On Fri, May 16, 2014 at 5:14 PM, Kornel Lesiński <kornel@geekhood.net>wrote:

>
> It's not immediately obvious how the beacons should be "seen" by Service
> Workers and how UAs should interact with them, so it'd be nice if the spec
> gave some guidance about this.
>
> My suggestion is:
>
> The Service Worker should be able to intercept beacon requests.
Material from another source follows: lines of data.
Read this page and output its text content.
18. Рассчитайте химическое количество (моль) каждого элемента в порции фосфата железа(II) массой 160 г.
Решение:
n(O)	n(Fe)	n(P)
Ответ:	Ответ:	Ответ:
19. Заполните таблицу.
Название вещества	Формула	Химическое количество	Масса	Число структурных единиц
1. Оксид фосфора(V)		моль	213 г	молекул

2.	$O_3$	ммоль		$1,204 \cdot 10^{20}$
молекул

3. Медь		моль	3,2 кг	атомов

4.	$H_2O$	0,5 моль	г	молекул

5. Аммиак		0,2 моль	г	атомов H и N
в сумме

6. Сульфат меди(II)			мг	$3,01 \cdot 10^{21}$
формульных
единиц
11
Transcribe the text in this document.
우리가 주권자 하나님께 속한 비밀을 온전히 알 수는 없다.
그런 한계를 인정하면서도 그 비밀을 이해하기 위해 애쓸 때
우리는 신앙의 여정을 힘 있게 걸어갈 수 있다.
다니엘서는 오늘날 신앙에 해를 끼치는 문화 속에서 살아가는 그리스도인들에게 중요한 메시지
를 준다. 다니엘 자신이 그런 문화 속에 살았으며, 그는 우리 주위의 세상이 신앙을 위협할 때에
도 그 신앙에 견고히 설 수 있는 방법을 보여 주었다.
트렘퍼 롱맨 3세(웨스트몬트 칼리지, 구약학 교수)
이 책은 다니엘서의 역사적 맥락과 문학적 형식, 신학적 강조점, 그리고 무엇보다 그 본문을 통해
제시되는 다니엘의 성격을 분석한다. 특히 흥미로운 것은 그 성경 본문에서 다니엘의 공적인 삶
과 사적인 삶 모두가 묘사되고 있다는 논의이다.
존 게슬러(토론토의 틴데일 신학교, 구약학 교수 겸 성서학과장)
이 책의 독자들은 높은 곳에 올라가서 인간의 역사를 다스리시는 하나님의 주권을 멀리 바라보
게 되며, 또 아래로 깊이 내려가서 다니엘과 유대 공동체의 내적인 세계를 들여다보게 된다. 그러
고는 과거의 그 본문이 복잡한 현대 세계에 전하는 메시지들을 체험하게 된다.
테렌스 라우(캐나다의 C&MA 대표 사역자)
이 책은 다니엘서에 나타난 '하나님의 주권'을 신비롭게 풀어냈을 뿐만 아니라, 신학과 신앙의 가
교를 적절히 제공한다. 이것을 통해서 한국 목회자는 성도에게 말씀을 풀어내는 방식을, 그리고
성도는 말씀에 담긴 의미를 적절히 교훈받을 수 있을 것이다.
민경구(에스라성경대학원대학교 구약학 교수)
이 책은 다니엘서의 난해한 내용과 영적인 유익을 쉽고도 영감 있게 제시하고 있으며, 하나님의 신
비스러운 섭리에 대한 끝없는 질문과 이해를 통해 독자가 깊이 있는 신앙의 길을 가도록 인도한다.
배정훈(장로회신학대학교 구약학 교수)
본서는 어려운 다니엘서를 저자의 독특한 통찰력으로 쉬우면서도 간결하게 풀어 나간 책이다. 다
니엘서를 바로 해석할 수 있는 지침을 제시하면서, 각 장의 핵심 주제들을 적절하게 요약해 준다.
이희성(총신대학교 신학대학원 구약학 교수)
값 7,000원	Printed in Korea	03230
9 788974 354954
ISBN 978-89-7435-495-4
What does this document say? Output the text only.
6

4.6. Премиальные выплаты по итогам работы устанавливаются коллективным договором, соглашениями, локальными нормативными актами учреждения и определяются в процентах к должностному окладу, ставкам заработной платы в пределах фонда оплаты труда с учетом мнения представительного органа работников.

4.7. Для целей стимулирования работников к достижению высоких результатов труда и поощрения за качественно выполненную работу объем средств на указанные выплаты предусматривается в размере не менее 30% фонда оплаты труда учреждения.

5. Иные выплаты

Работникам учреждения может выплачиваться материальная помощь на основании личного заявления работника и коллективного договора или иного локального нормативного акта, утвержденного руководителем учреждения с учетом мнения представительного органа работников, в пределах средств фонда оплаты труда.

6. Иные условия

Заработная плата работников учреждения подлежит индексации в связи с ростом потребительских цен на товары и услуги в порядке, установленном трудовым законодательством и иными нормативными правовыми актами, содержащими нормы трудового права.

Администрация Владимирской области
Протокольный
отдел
The
> implementation of service worker should forward these requests immediately.
> Even when Service Worker is used, the UA should still be in charge of error
> handling and when it decides to retry sending the beacon it should make
> another request.
>

I think that's implicit. All network requests should pass through SW, not
sure we need a special carve out?


> Basically, just passing the request through should be an ideal
> implementation of the service worker.
>
> The alternative would be to make Service Worker responsible for queueing
> and retrying beacon requests, which may seem like a good idea at first.
> However, IMHO, that would be a sharp jump in difficulty for authors:
>
> - authors would have to reinvent UA's logic for managing network
> traffic/priorities and strategy for optimal use of cellular radio power.
> That's currently not even possible, and even if it was, that's a pretty
> complex problem to throw at authors.
>
> - authors may use Service Workers for other reasons than interception of
> beacons, so reliability of sendBeacon should not be negatively affected by
> mere presence of a Service Worker.
>
> - having simple, useful default behavior without reliance on a service
> worker is very useful, and doesn't stop authors from implementing
> additional logic in the SW if they wish.
>

It seems like, at the very least, there should be some special flag on the
beacon request, such that SW could identify beacon requests and carve out a
special path for them? That would allow you to inherit default sendBeacon
logic implemented by the browser. Alternatively, SW could synthesize a 200
response and then "roll its own" logic?